Si vous ne voulez manger que des pâtes la bonne nouvelle c’est que vous pouvez les garder au menu, on va juste rajouter deux trois petites choses autour pour optimiser votre forme.
On évitera cependant de préférence les ingrédients raffinés, les sucres rapides, l’alcool, et il est possible de faire des recettes avec très peu d’ingrédients, de gestes, d’étapes et de temps pour se simplifier la vie plutôt que d’opter pour des plats préparés.
Quoiqu’il arrive pendant cette période, on va chercher à favoriser des recettes de préférence chaudes, on boit beaucoup d’eau, de tisanes, et on en profite pour cuisiner des légumes racines (carottes, betterave, camas), carotte, céleri-rave, cerfeuil tubéreux, panais, chou-rave, gingembre. C’est en plus la saison ! Pour cela on ne s’embête pas avec des découpes compliquées, on coupe grossièrement en deux et on fait griller au four sur plaque ou dans une cocotte avec un fond d’eau d’huile d’olive et de sel
Puisqu’elles sont particulièrement simples d’emploi, on mise sur la qualité des céréales (orge, avoine, riz complet, petit épeautre) de préférence complètes, et riches en fibres. On veille à la qualité du sel (sel de mer), on favorise des préparation onctueuses, crémeuses, réconfortantes, des purées écrasées grossièrement à la fourchette émulsionnées avec des huiles riches en oméga 3 (cameline, noix, colza).
On mise sur les œufs sous toutes leurs formes pour un apport en protéines de bonne qualité. Des cuisson de 1 à 5 min au plus.
On lance une grande marmite de bouillon où on jette dedans ce qu’on peut, même si ce sont juste trois oignons, une gousse d’ail et une carotte défraichie. On demande à sa famille, à ses amies de nous prendre faire les courses, on recherche la présence des autres, même si c’est l’inverse qu’on a envie de faire. Entourez-vous ! Pendant cette période, ce sont peut-être les courses qu’on fait ensemble plutôt que de boire des cafés, et c’est bien aussi.

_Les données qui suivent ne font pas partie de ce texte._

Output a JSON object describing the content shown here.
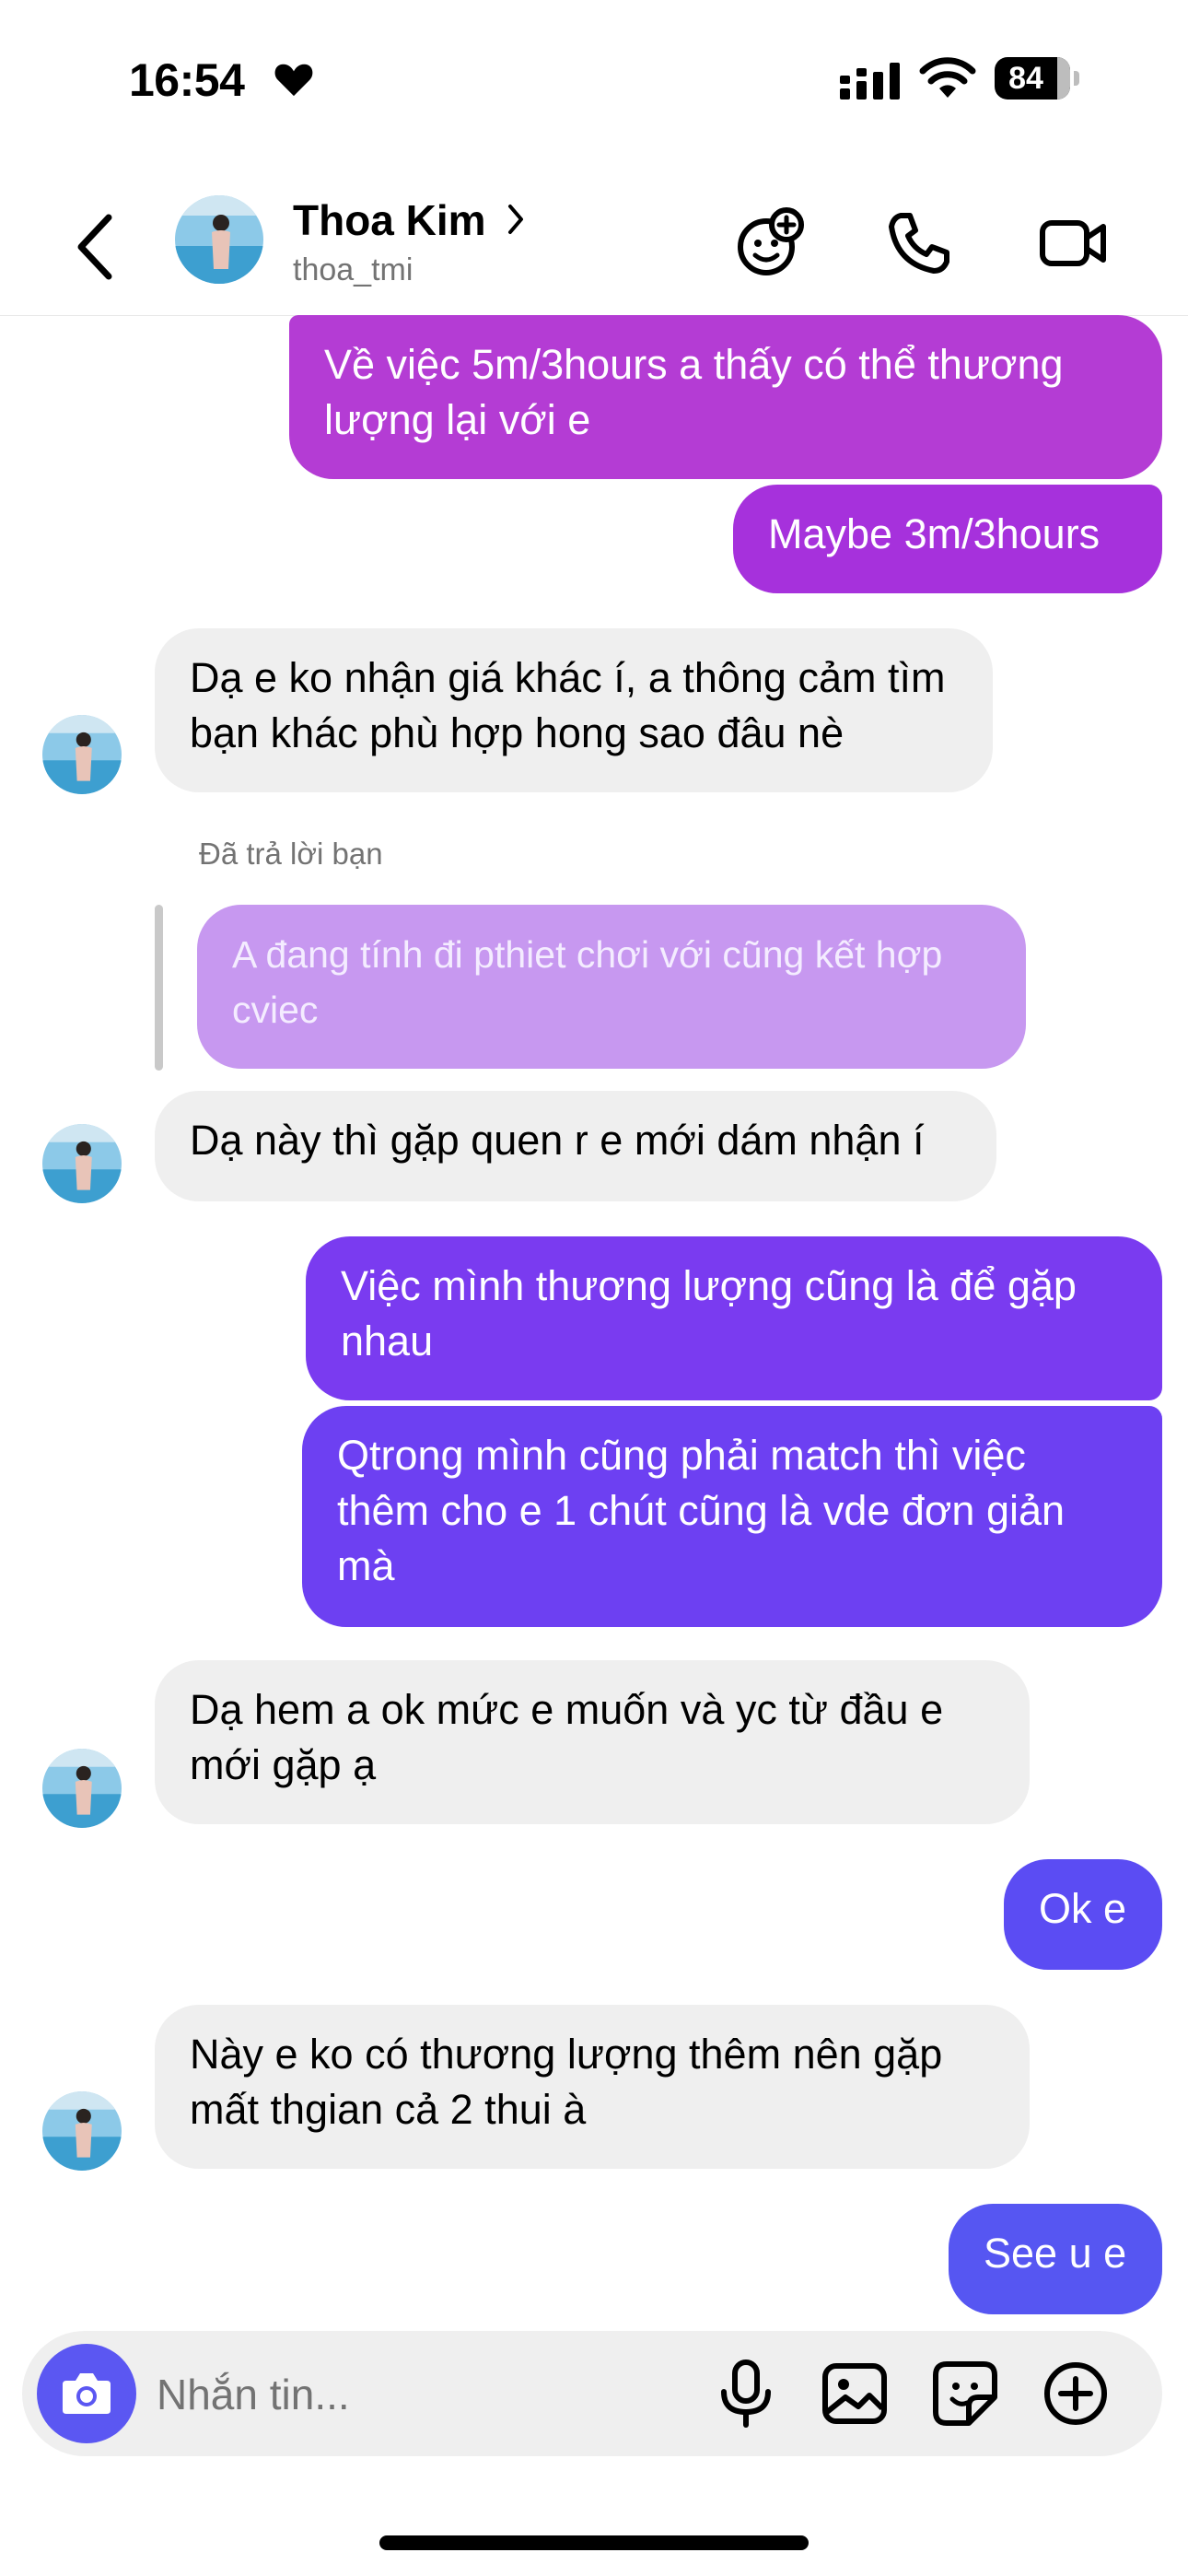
{
  "status_bar": {
    "time": "16:54",
    "battery": "84"
  },
  "header": {
    "name": "Thoa Kim",
    "handle": "thoa_tmi"
  },
  "colors": {
    "outgoing_gradient": [
      "#b23ad8",
      "#5a4df5"
    ],
    "incoming_bubble": "#efefef",
    "quoted_bubble": "#c798f0",
    "accent": "#5b57f2"
  },
  "messages": [
    {
      "dir": "out",
      "text": "Về việc 5m/3hours a thấy có thể thương lượng lại với e"
    },
    {
      "dir": "out",
      "text": "Maybe 3m/3hours"
    },
    {
      "dir": "in",
      "text": "Dạ e ko nhận giá khác í, a thông cảm tìm bạn khác phù hợp hong sao đâu nè"
    },
    {
      "dir": "in",
      "reply_label": "Đã trả lời bạn",
      "quoted": "A đang tính đi pthiet chơi với cũng kết hợp cviec",
      "text": "Dạ này thì gặp quen r e mới dám nhận í"
    },
    {
      "dir": "out",
      "text": "Việc mình thương lượng cũng là để gặp nhau"
    },
    {
      "dir": "out",
      "text": "Qtrong mình cũng phải match thì việc thêm cho e 1 chút cũng là vde đơn giản mà"
    },
    {
      "dir": "in",
      "text": "Dạ hem a ok mức e muốn và yc từ đầu e mới gặp ạ"
    },
    {
      "dir": "out",
      "text": "Ok e"
    },
    {
      "dir": "in",
      "text": "Này e ko có thương lượng thêm nên gặp mất thgian cả 2 thui à"
    },
    {
      "dir": "out",
      "text": "See u e"
    }
  ],
  "composer": {
    "placeholder": "Nhắn tin..."
  }
}
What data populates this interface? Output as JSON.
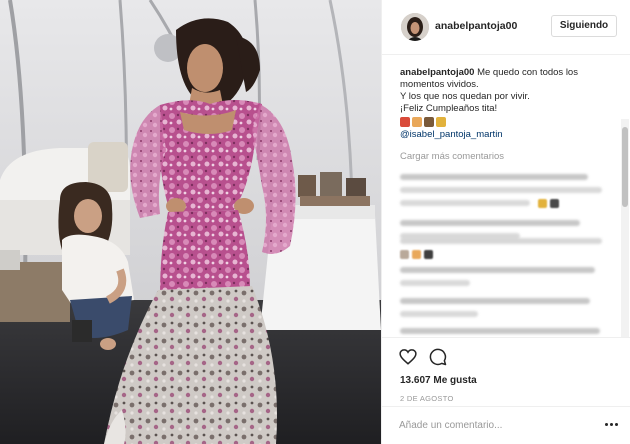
{
  "post": {
    "username": "anabelpantoja00",
    "follow_label": "Siguiendo"
  },
  "caption": {
    "username": "anabelpantoja00",
    "text_line1": " Me quedo con todos los",
    "text_line2": "momentos vividos.",
    "text_line3": "Y los que nos quedan por vivir.",
    "text_line4": "¡Feliz Cumpleaños tita!",
    "mention": "@isabel_pantoja_martin"
  },
  "comments": {
    "load_more_label": "Cargar más comentarios"
  },
  "stats": {
    "likes": "13.607 Me gusta",
    "date": "2 DE AGOSTO"
  },
  "comment_box": {
    "placeholder": "Añade un comentario..."
  },
  "icons": {
    "like": "heart-icon",
    "comment": "comment-icon",
    "more": "more-options-icon"
  },
  "colors": {
    "mention": "#003569",
    "muted_text": "#999999",
    "border": "#efefef"
  }
}
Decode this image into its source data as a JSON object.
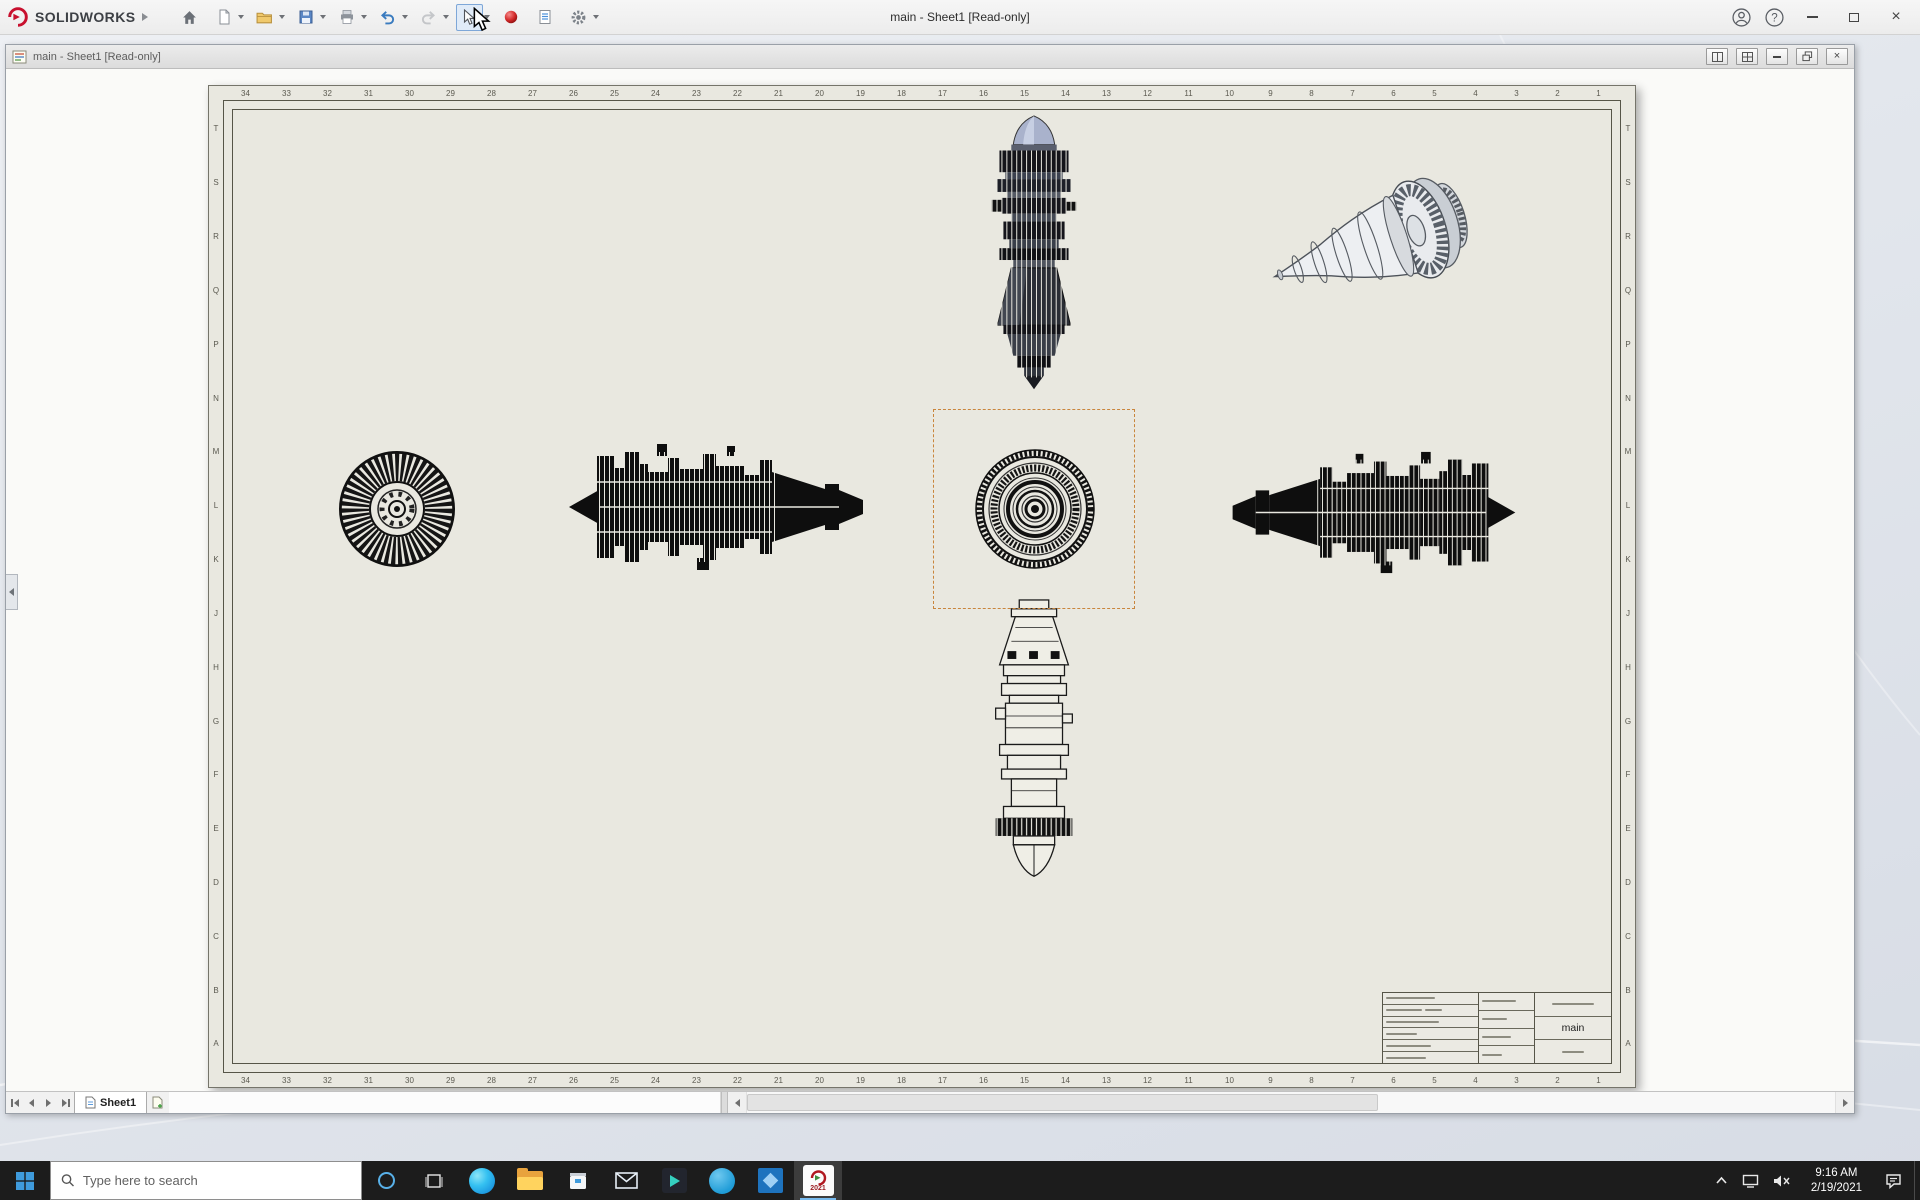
{
  "colors": {
    "brand-red": "#c8102e",
    "selection-orange": "#c9853c",
    "accent-blue": "#3f9bdc",
    "sheet-paper": "#e9e8e0"
  },
  "titlebar": {
    "brand": "SOLIDWORKS",
    "window_title": "main - Sheet1 [Read-only]"
  },
  "doc_window": {
    "title": "main - Sheet1 [Read-only]"
  },
  "glyphs": {
    "help": "?",
    "close": "×"
  },
  "sheet": {
    "tab_label": "Sheet1",
    "zones": {
      "columns": [
        "34",
        "33",
        "32",
        "31",
        "30",
        "29",
        "28",
        "27",
        "26",
        "25",
        "24",
        "23",
        "22",
        "21",
        "20",
        "19",
        "18",
        "17",
        "16",
        "15",
        "14",
        "13",
        "12",
        "11",
        "10",
        "9",
        "8",
        "7",
        "6",
        "5",
        "4",
        "3",
        "2",
        "1"
      ],
      "rows": [
        "T",
        "S",
        "R",
        "Q",
        "P",
        "N",
        "M",
        "L",
        "K",
        "J",
        "H",
        "G",
        "F",
        "E",
        "D",
        "C",
        "B",
        "A"
      ]
    },
    "title_block": {
      "drawing_name": "main"
    }
  },
  "taskbar": {
    "search_placeholder": "Type here to search",
    "solidworks_badge": "2021",
    "clock": {
      "time": "9:16 AM",
      "date": "2/19/2021"
    }
  }
}
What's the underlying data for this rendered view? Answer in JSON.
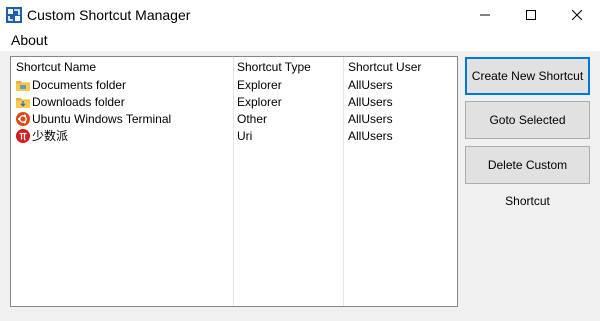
{
  "window": {
    "title": "Custom Shortcut Manager",
    "app_icon": "app-icon",
    "controls": [
      "minimize-icon",
      "maximize-icon",
      "close-icon"
    ]
  },
  "menu": {
    "items": [
      {
        "label": "About"
      }
    ]
  },
  "list": {
    "columns": [
      "Shortcut Name",
      "Shortcut Type",
      "Shortcut User"
    ],
    "rows": [
      {
        "name": "Documents folder",
        "type": "Explorer",
        "user": "AllUsers",
        "icon": "folder-icon"
      },
      {
        "name": "Downloads folder",
        "type": "Explorer",
        "user": "AllUsers",
        "icon": "downloads-folder-icon"
      },
      {
        "name": "Ubuntu Windows Terminal",
        "type": "Other",
        "user": "AllUsers",
        "icon": "ubuntu-icon"
      },
      {
        "name": "少数派",
        "type": "Uri",
        "user": "AllUsers",
        "icon": "sspai-icon"
      }
    ]
  },
  "buttons": {
    "create": "Create New Shortcut",
    "goto": "Goto Selected Shortcut",
    "delete": "Delete Custom Shortcut"
  },
  "colors": {
    "accent": "#0078d7",
    "folder": "#f8c94a",
    "ubuntu": "#dd4814",
    "sspai": "#d71a1b"
  }
}
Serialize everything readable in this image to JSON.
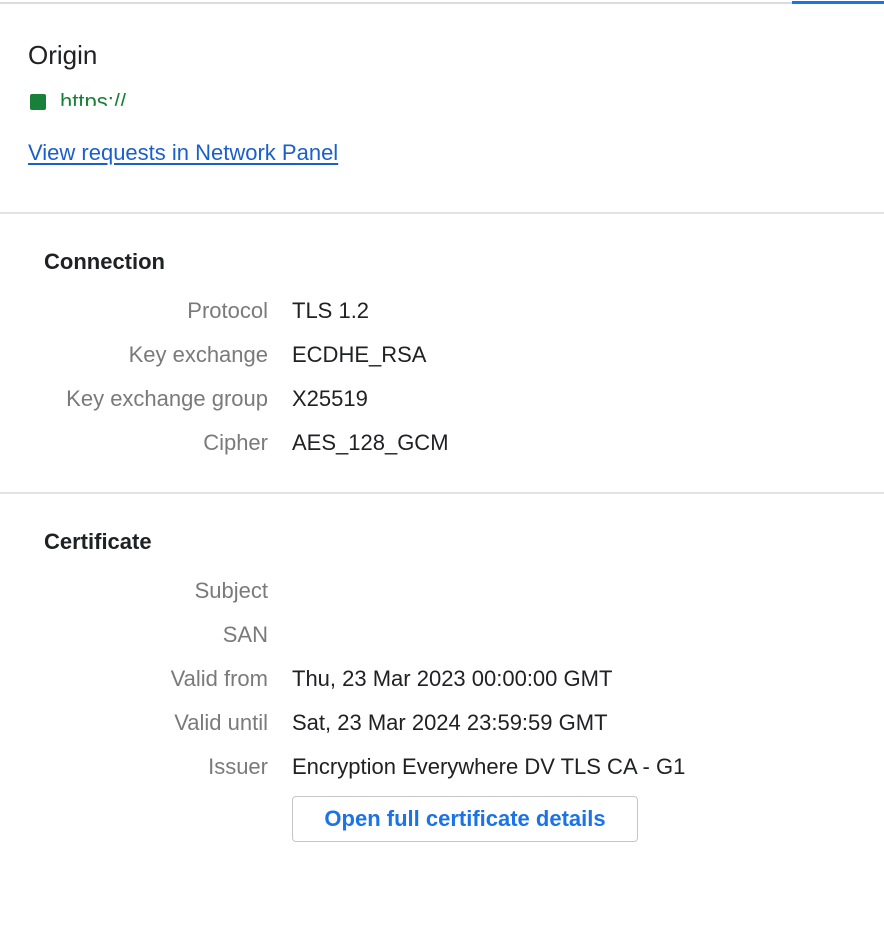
{
  "origin": {
    "title": "Origin",
    "url": "https://",
    "view_requests_label": "View requests in Network Panel"
  },
  "connection": {
    "title": "Connection",
    "rows": [
      {
        "label": "Protocol",
        "value": "TLS 1.2"
      },
      {
        "label": "Key exchange",
        "value": "ECDHE_RSA"
      },
      {
        "label": "Key exchange group",
        "value": "X25519"
      },
      {
        "label": "Cipher",
        "value": "AES_128_GCM"
      }
    ]
  },
  "certificate": {
    "title": "Certificate",
    "rows": [
      {
        "label": "Subject",
        "value": ""
      },
      {
        "label": "SAN",
        "value": ""
      },
      {
        "label": "Valid from",
        "value": "Thu, 23 Mar 2023 00:00:00 GMT"
      },
      {
        "label": "Valid until",
        "value": "Sat, 23 Mar 2024 23:59:59 GMT"
      },
      {
        "label": "Issuer",
        "value": "Encryption Everywhere DV TLS CA - G1"
      }
    ],
    "open_details_label": "Open full certificate details"
  },
  "colors": {
    "secure_green": "#188038",
    "link_blue": "#1a5fcc",
    "button_blue": "#1a73e8",
    "label_gray": "#7a7a7a"
  },
  "icons": {
    "secure_indicator": "secure-origin-icon"
  }
}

On se ménage en préparant plus, on congèle, on baisse ses exigences et, même si ça me coute de dire ça, on s’approvisionne chez un certain fournisseur de légumes pré-découpés et congelés, parce que voilà, il vaut mieux ça que de manger des pâtes tous les jours.
On parsème ses plats de germe de blé riche en vitamine du groupe B pour soutenir le système nerveux. Le germe de blé est très abordable et on le trouve au magasin bio et en grande surface. À la rigueur, on se le fait offrir… Ça coute moins de 4 euros. On mise aussi sur les algues déshydratées qui se stockent facilement. On grignote des oléagineux, des amandes, et surtout des noix de Grenoble riches en oméga 3. Les bananes, les pommes, les poires deviennent des alliées.
‘Le beau’ nourri nos cinq sens dans cette perte de sens.
Se faire du bien en composant une jolie assiette, ce qui peut se résumer à couper une carotte en petits morceaux, couper un avocat en deux, ouvrir une boite de sardines, parsemer trois amandes, et déguster tout ça avec des crakers. Mais on va prendre le temps de composer cette jolie assiette, d’y mettre des couleurs. Les radis d’hiver, red meat, blue meat sont comme des arcs-en-ciel, je ne connais personne qui n’aime pas les arcs-en-ciel.